Raúl de la Horra

Conocí a Guillermo Paz Cárcamo -apodado “El Patojo” por ser el más joven miembro de la primera guerrilla que se organizó en Guatemala en 1961 a iniciativa del “chino” Jon Sosa y de un grupo de militares descontentos con la situación del país en aquella época-, en París a mediados de los años setenta, cuando él estudiaba sociología en la Universidad de Vincennes. Yo había sido becado para hacer una especialización en Psicología Social y el encuentro con estudiantes guatemaltecos y otros centroamericanos era inevitable.

De aquellos tiempos marcados todavía por lo que se dio en llamar el espíritu de la Revolución del 68 en Francia, conocimos la euforia que suscitaba entre los jóvenes el triunfo de Vietnam sobre los Estados Unidos y el triunfo de los sandinistas contra Somoza, entre otros. Eran épocas heroicas en las que se pensaba que un cambio radical hacia una mayor justicia social en nuestros países era posible, a pesar del golpe militar que había sufrido el gobierno de Allende en Chile. Uno iba a la Sorbona a escuchar a Jean Paul Sartre, a Althusser y a Roger Garaudi, y el poeta nicaragüense Ernesto Cardenal llenaba a reventar las salas de espectáculo, junto con Mercedes Sosa y otras eminencias de la canción de protesta.

En la Ciudad Universitaria de París, donde viví los primeros años de estudiante en la Maison de l’Asie du Sud-Est, conocí a una querida amiga salvadoreña, Olga Baires, también al salvadoreño “Chico” Francisco Díaz, al psiquiatra Roberto Ocón, y al cura nicaragüense Joaquín Rodríguez con quienes establecí lazos de amistad imborrables. En mi cuarto nos juntábamos el querido y siempre recordado René Poitevin, así como Carlos Castillo, ambos ya fallecidos, el “Gordo” Vides, otro sobreviviente de la guerrilla guatemalteca que nos narraba sus andanzas, el “Zurdo” Sandoval, y entre todos ellos, Guillermo Paz, “El Patojo”.

De Guillermo siempre me gustó su manera prudente, analítica y serena para juzgar sobre los acontecimientos y las personas, así como su actitud conciliadora y positiva sobre temas espinosos relacionados con la izquierda guatemalteca, lo que no era el caso de otros conocidos, mucho más beligerantes y dogmáticos. De las pláticas que tuvimos en aquel entonces, y muy posteriormente, cuando nos volvimos a encontrar en Guatemala después de muchos años, hay una que siempre recordaré por sencilla y significativa, y porque sintetiza la personalidad de Guillermo en toda su dimensión.
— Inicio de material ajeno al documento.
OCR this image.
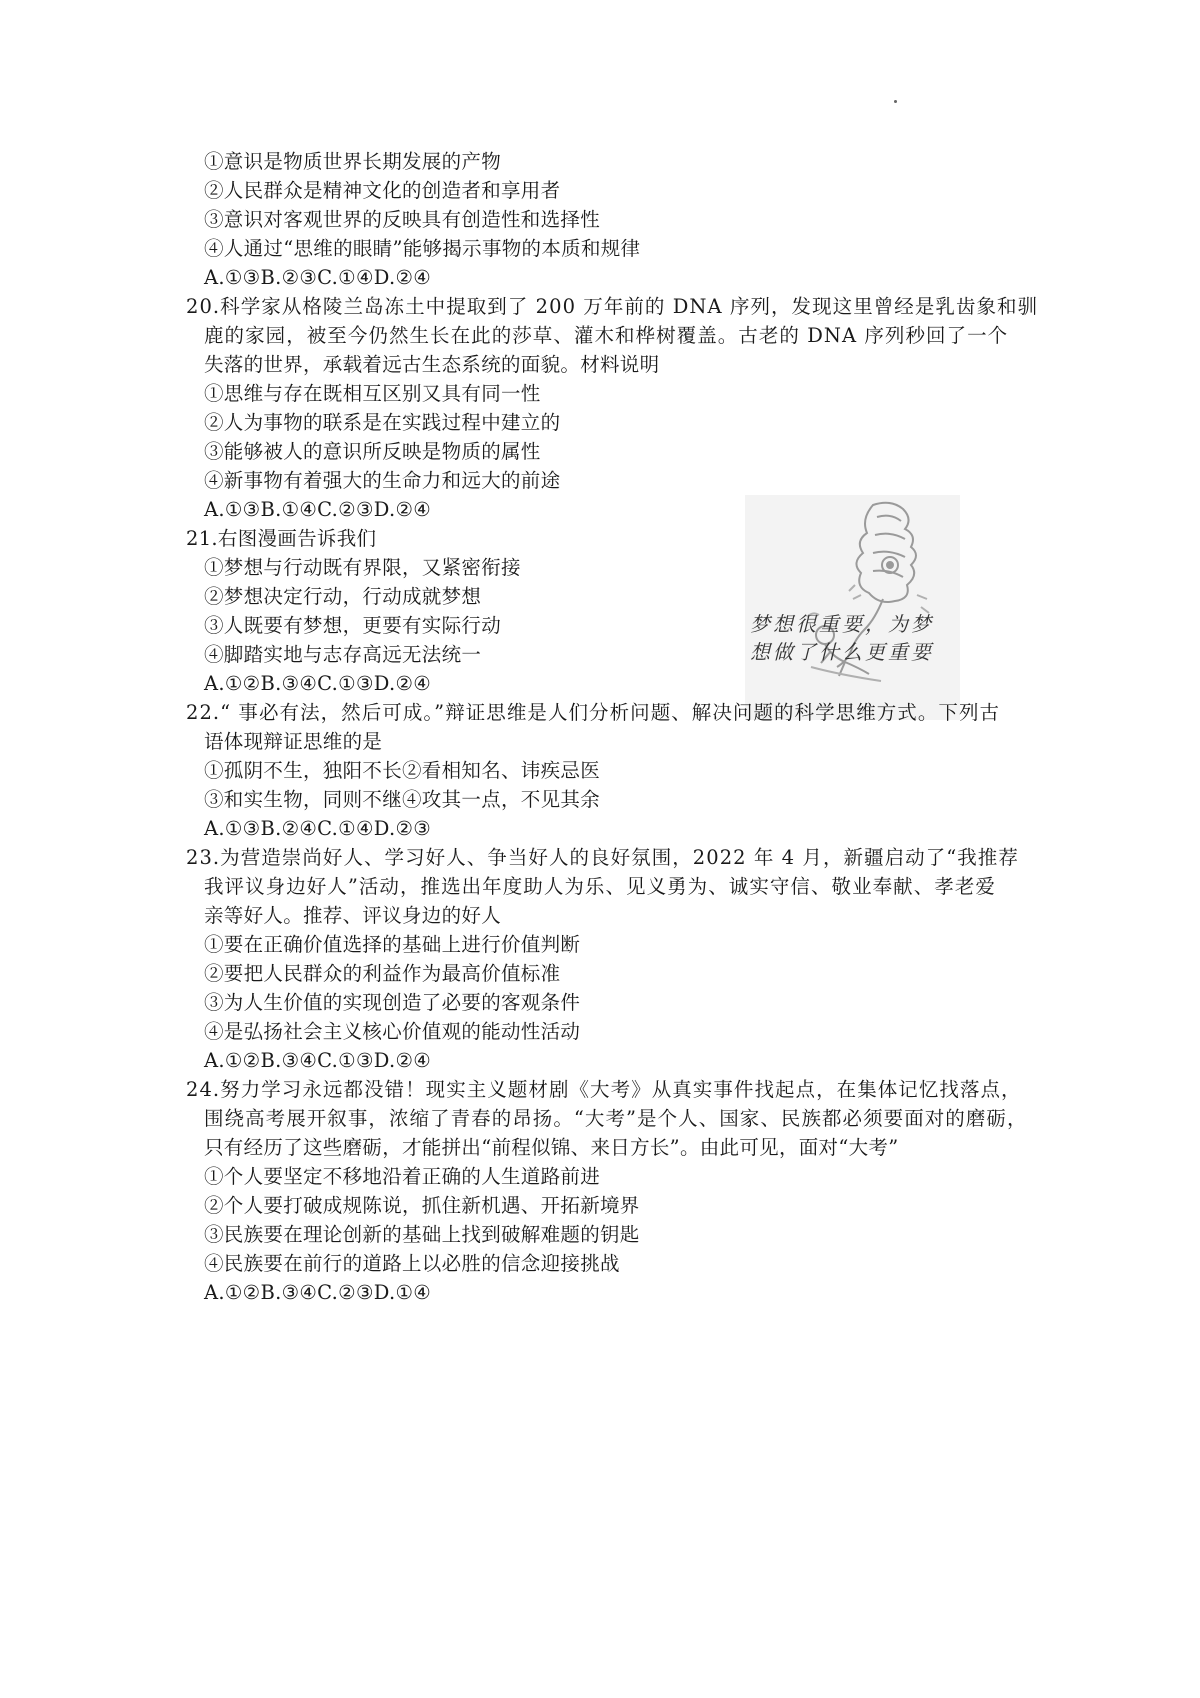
①意识是物质世界长期发展的产物
②人民群众是精神文化的创造者和享用者
③意识对客观世界的反映具有创造性和选择性
④人通过“思维的眼睛”能够揭示事物的本质和规律
A.①③B.②③C.①④D.②④
20.科学家从格陵兰岛冻土中提取到了 200 万年前的 DNA 序列，发现这里曾经是乳齿象和驯
鹿的家园，被至今仍然生长在此的莎草、灌木和桦树覆盖。古老的 DNA 序列秒回了一个
失落的世界，承载着远古生态系统的面貌。材料说明
①思维与存在既相互区别又具有同一性
②人为事物的联系是在实践过程中建立的
③能够被人的意识所反映是物质的属性
④新事物有着强大的生命力和远大的前途
A.①③B.①④C.②③D.②④
21.右图漫画告诉我们
①梦想与行动既有界限，又紧密衔接
②梦想决定行动，行动成就梦想
③人既要有梦想，更要有实际行动
④脚踏实地与志存高远无法统一
A.①②B.③④C.①③D.②④
梦想很重要，为梦
想做了什么更重要
22.“ 事必有法，然后可成。”辩证思维是人们分析问题、解决问题的科学思维方式。下列古
语体现辩证思维的是
①孤阴不生，独阳不长②看相知名、讳疾忌医
③和实生物，同则不继④攻其一点，不见其余
A.①③B.②④C.①④D.②③
23.为营造崇尚好人、学习好人、争当好人的良好氛围，2022 年 4 月，新疆启动了“我推荐
我评议身边好人”活动，推选出年度助人为乐、见义勇为、诚实守信、敬业奉献、孝老爱
亲等好人。推荐、评议身边的好人
①要在正确价值选择的基础上进行价值判断
②要把人民群众的利益作为最高价值标准
③为人生价值的实现创造了必要的客观条件
④是弘扬社会主义核心价值观的能动性活动
A.①②B.③④C.①③D.②④
24.努力学习永远都没错！现实主义题材剧《大考》从真实事件找起点，在集体记忆找落点，
围绕高考展开叙事，浓缩了青春的昂扬。“大考”是个人、国家、民族都必须要面对的磨砺，
只有经历了这些磨砺，才能拼出“前程似锦、来日方长”。由此可见，面对“大考”
①个人要坚定不移地沿着正确的人生道路前进
②个人要打破成规陈说，抓住新机遇、开拓新境界
③民族要在理论创新的基础上找到破解难题的钥匙
④民族要在前行的道路上以必胜的信念迎接挑战
A.①②B.③④C.②③D.①④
Un día le pregunté a Guillermo por qué se había metido a la guerrilla y él me respondió lo siguiente: “Porque cuando en 1954 se dio en Guatemala el golpe de Estado contra el gobierno revolucionario de Jacobo Árbenz, organizado por los Estados Unidos, yo era un adolescente que disfrutaba muchísimo las refacciones (en Guatemala se le llama “refacción” a la merienda) que nos daban por las tardes en las escuelas públicas. Y bueno, ¿sabés cuál fue una de las primeras medidas “anti-comunistas” que adoptó el fantoche de Castillo Armas cuando tomó el poder? ¡Anular las galletas y la leche de la refacción! ¡Imaginate, qué estupidez! Y eso representó para mí una tal bofetada, una injusticia tan grande, que años después, cuando se formó la primera guerrilla, yo tomé la decisión de incorporarme en ella para luchar contra un sistema que les arrancaba a los niños su comida y sus derechos”. Eso fue lo que Guillermo me contó. Y me dejó tan impresionado esta anécdota, que cada vez que él y yo nos veíamos, me era imposible no pensar en ella, incluso hasta el día de hoy, en que todavía me retumba en los oídos.

Por eso es que ahora, ante su triste fallecimiento, he deseado compartir con ustedes el pequeño recuerdo de este valiosísimo amigo que sabrá siempre encender en mí los suspiros de la nostalgia y de la imaginación.